My first thought: Multiply numerator and denominator of \(\displaystyle \frac{dx}{e^x+ e^{-x}}\) by \(\displaystyle e^x\) to get \(\displaystyle \frac{e^x dx}{e^{2x}+ 1}\).

Then let \(\displaystyle u= e^x\). \(\displaystyle du= e^x dx\) so the integrand becomes \(\displaystyle \frac{udu}{u^2+ 1}\).
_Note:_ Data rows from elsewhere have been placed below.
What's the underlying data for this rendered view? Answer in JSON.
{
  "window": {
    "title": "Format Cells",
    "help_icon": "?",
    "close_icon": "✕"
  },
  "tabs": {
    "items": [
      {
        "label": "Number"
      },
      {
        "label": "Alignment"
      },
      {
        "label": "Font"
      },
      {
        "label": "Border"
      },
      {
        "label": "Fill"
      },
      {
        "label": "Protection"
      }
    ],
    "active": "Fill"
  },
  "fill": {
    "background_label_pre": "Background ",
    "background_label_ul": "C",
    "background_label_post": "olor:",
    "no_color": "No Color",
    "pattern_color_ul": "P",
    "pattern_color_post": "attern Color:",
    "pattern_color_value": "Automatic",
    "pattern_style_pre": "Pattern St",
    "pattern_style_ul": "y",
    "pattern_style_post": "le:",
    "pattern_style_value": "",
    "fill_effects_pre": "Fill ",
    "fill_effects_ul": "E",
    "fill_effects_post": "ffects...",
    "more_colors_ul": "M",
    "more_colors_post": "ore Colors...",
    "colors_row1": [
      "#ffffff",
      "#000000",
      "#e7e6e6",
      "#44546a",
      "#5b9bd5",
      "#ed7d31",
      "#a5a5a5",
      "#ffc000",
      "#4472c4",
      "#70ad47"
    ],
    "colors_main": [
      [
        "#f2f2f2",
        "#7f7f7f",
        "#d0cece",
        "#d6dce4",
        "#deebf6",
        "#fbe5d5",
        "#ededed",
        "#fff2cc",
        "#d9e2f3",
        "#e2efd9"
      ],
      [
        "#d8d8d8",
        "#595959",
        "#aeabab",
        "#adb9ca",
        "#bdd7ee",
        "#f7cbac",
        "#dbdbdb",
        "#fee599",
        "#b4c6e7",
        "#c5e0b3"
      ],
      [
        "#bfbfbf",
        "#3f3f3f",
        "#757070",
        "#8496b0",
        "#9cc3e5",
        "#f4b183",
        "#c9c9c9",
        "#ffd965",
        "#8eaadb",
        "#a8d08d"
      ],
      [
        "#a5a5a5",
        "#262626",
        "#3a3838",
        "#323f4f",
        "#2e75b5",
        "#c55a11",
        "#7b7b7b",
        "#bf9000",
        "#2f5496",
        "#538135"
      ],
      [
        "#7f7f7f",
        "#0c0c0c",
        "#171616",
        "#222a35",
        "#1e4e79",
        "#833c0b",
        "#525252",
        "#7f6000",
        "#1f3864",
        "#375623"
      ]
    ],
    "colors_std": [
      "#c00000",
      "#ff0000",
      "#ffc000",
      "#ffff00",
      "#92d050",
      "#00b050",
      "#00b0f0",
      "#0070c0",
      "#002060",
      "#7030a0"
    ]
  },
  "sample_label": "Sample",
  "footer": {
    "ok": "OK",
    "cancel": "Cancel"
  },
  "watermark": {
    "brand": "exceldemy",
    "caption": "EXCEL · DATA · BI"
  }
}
Now let \(\displaystyle v= u^2+ 1\) so that \(\displaystyle dv= 2udu\) and the integrand becomes \(\displaystyle \frac{1}{2}\frac{dv}{v}\).

 

[pka]

How to integrate 1/[e^x + e^(-x)]

HINT: think \(\arctan(u)\).

 

[joshuaa]

if you wanna be fancy, do it like this

[MATH]\int \frac{1}{e^x + e^{-x}} \ dx = \frac{1}{2}\int \sech x \ dx[/MATH]

 

[Steven G]

if you wanna be fancy, do it like this

[MATH]\int \frac{1}{e^x + e^{-x}} \ dx = \frac{1}{2}\int \sech x \ dx[/MATH]

It is not being fancy, it IS the way to solve this (assuming that you learned about hyperbolic functions).